4. Shorten the length of stay at maternity waiting homes: Reducing the duration of stay at maternity waiting homes can encourage more women to utilize these facilities. This can be achieved by improving the efficiency of healthcare services and ensuring that women receive timely and appropriate care during their stay.

By implementing these recommendations, it is expected that the utilization of maternity waiting homes will increase, leading to improved access to maternal health services and a reduction in maternal mortality and adverse pregnancy outcomes in the study area.
AI Innovations Methodology
Based on the provided information, here are some potential recommendations to improve access to maternal health:

1. Increase awareness and education: Implement health education programs to raise awareness about the importance of skilled birth attendance and the availability of maternity waiting homes. This can be done through community outreach programs, radio broadcasts, and informational campaigns.

2. Improve transportation infrastructure: Address the issue of long distances and lack of transportation by improving road networks and increasing the availability of public transportation options. This can include providing subsidies for transportation costs or establishing dedicated transportation services for pregnant women.
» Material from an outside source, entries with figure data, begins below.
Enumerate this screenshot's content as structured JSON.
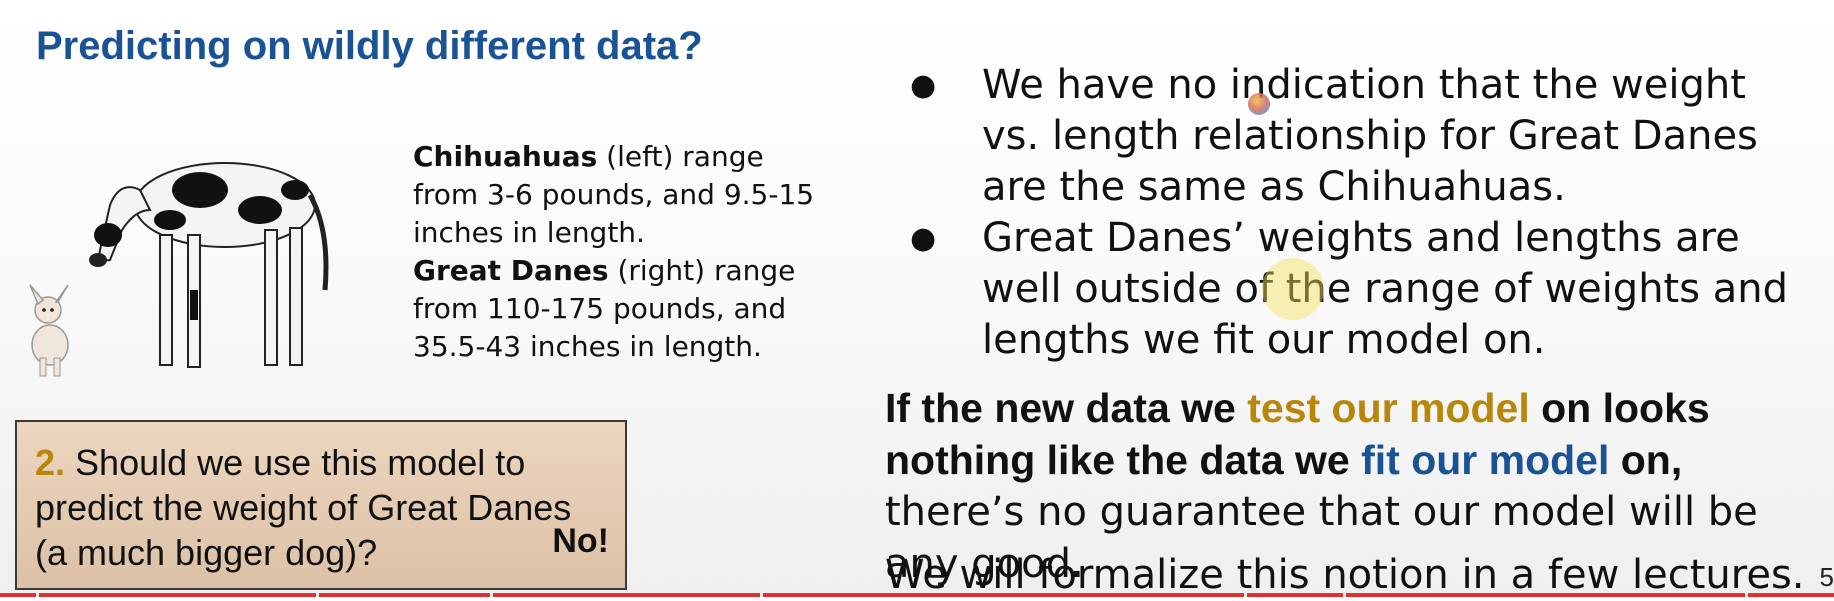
{
  "slide": {
    "title": "Predicting on wildly different data?",
    "description": {
      "chihuahua_label": "Chihuahuas",
      "chihuahua_text": " (left) range from 3-6 pounds, and 9.5-15 inches in length.",
      "greatdane_label": "Great Danes",
      "greatdane_text": " (right) range from 110-175 pounds, and 35.5-43 inches in length."
    },
    "question": {
      "number": "2.",
      "text": " Should we use this model to predict the weight of Great Danes (a much bigger dog)?",
      "answer": "No!"
    },
    "bullets": [
      "We have no indication that the weight vs. length relationship for Great Danes are the same as Chihuahuas.",
      "Great Danes’ weights and lengths are well outside of the range of weights and lengths we fit our model on."
    ],
    "conclusion": {
      "part1": "If the new data we ",
      "highlight_gold": "test our model",
      "part2": " on looks nothing like the data we ",
      "highlight_blue": "fit our model",
      "part3": " on,",
      "part4": " there’s no guarantee that our model will be any good",
      "period": "."
    },
    "footer_line": "We will formalize this notion in a few lectures.",
    "page_number": "5"
  },
  "colors": {
    "title": "#1a5296",
    "gold": "#b8860b",
    "blue": "#1a5296",
    "question_box": "#e5cdb3",
    "progress": "#e03030"
  }
}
3. Strengthen antenatal care services: Enhance antenatal care services by ensuring that pregnant women have access to regular check-ups, information on birth preparedness, and knowledge about pregnancy danger signs. This can be achieved through training healthcare providers and improving the availability of antenatal care facilities.
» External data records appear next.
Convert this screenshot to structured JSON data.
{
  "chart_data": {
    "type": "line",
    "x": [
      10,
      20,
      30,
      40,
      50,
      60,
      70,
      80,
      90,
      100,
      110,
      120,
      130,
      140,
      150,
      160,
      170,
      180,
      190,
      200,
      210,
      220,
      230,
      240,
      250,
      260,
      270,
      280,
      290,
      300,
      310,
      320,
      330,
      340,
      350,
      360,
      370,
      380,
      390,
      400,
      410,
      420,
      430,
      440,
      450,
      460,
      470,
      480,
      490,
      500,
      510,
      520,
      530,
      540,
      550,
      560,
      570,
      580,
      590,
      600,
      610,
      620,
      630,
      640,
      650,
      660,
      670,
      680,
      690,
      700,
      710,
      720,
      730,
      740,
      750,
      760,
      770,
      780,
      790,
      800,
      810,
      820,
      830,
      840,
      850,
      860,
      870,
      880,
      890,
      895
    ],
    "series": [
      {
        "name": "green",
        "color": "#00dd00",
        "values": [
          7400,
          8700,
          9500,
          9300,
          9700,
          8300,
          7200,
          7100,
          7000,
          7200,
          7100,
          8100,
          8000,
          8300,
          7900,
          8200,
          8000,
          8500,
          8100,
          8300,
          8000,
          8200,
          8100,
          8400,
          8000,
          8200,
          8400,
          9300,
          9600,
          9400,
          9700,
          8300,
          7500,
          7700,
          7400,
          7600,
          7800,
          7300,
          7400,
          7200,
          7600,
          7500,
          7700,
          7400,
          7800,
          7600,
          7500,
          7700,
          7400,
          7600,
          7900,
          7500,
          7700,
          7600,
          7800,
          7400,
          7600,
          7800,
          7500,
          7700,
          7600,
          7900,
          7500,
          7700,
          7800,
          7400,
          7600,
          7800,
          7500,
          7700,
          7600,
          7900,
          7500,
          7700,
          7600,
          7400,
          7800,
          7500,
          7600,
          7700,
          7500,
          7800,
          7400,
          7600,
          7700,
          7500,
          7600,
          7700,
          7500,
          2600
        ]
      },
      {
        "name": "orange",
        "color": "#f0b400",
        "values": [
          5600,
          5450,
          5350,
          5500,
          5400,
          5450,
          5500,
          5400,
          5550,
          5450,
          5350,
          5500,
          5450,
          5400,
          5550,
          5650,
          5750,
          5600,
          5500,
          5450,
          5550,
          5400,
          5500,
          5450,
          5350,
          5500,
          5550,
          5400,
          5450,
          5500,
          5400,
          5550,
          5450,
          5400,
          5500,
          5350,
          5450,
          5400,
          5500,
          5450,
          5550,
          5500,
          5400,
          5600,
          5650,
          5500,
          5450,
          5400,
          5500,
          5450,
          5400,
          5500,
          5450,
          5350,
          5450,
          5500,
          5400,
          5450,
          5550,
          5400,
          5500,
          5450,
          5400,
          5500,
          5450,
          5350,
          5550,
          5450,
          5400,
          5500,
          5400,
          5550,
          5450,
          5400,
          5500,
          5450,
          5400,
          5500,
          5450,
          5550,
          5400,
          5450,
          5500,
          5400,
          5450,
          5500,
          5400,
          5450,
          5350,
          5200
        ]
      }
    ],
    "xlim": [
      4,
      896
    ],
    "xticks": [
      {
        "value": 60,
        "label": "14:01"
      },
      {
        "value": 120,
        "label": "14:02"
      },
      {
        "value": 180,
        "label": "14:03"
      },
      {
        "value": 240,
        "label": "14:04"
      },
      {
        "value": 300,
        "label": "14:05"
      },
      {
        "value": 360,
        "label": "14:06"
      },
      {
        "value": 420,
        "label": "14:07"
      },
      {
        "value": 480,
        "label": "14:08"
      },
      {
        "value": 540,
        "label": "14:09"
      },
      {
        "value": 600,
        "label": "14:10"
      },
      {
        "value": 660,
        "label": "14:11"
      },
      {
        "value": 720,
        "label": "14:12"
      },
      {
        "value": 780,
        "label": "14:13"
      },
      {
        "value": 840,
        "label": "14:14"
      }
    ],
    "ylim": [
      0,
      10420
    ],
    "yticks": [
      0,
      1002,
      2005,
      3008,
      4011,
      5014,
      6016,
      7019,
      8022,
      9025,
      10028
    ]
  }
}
4. Empower women’s decision-making: Promote women’s empowerment and involvement in decision-making regarding their own health. This can be done by providing education and support to women, as well as involving their partners and families in discussions about maternal health.
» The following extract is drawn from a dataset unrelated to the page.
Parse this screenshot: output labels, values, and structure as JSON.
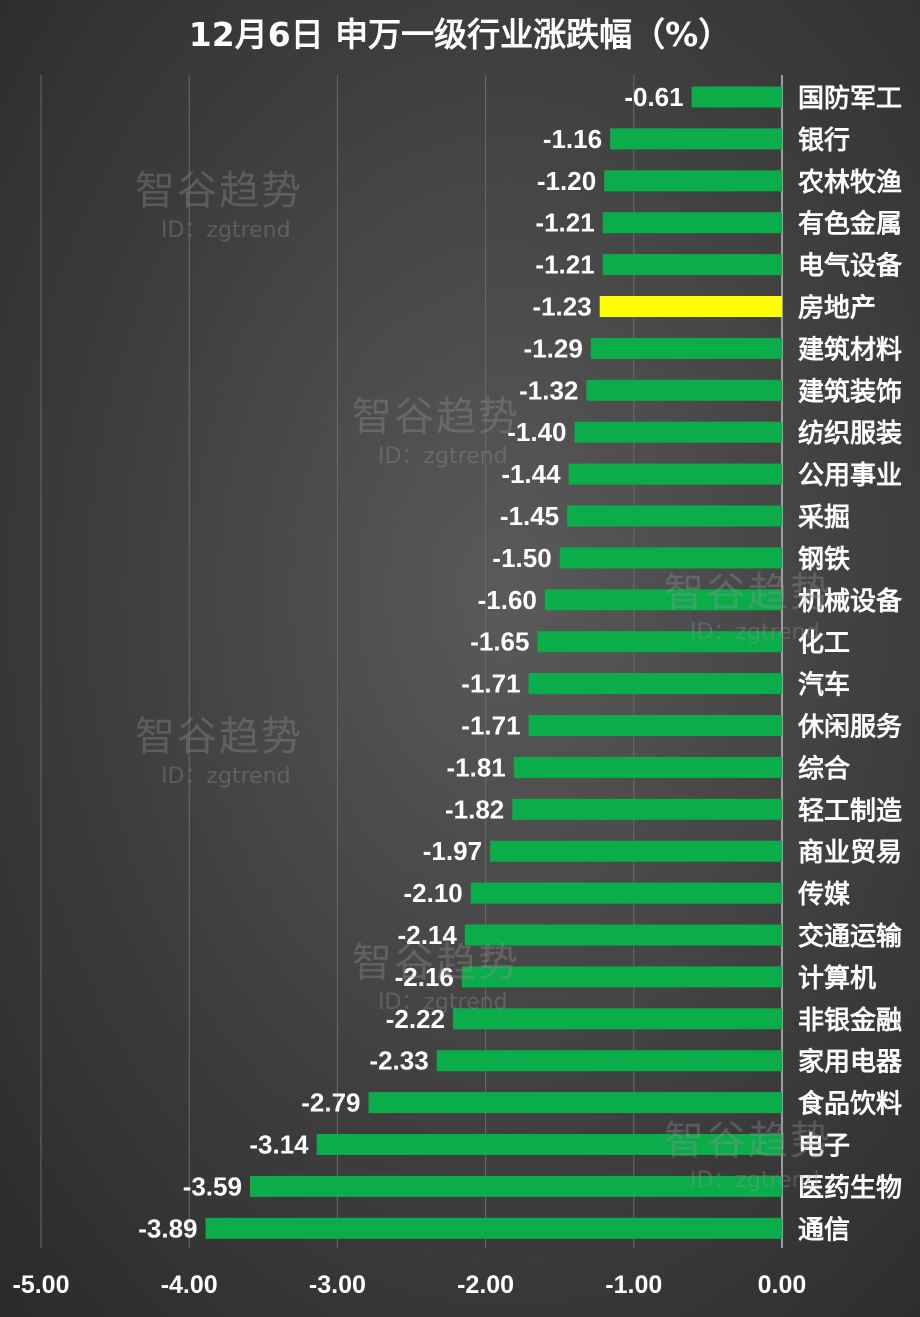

To simulate the impact of these recommendations on improving access to maternal health, a methodology could be developed as follows:

1. Define the indicators: Identify the key indicators that will be used to measure the impact of the recommendations. These could include the percentage of pregnant women utilizing maternity waiting homes, the number of skilled birth attendants present during deliveries, and the reduction in maternal mortality rates.

2. Collect baseline data: Gather data on the current utilization of maternity waiting homes, transportation infrastructure, antenatal care services, and women’s decision-making power. This can be done through surveys, interviews, and data from healthcare facilities.

3. Develop a simulation model: Create a simulation model that incorporates the various factors influencing access to maternal health, such as distance to healthcare facilities, availability of transportation, and knowledge of pregnancy danger signs. This model should be based on the collected data and should consider the potential impact of the recommended interventions.

4. Run simulations: Use the simulation model to run different scenarios that reflect the implementation of the recommendations. This can involve adjusting variables such as the availability of transportation, the level of awareness and education, and the empowerment of women. Simulations can be run multiple times to assess the potential impact of different combinations of interventions.

5. Analyze results: Analyze the results of the simulations to determine the potential impact of the recommendations on improving access to maternal health. This can involve comparing the baseline data with the simulated data to identify any significant changes or improvements.

6. Refine and validate the model: Refine the simulation model based on the analysis of the results and validate it using additional data or expert input. This will help ensure the accuracy and reliability of the model for future use.

By following this methodology, policymakers and healthcare providers can gain insights into the potential impact of different interventions on improving access to maternal health. This can inform decision-making and help prioritize resources and efforts towards the most effective strategies.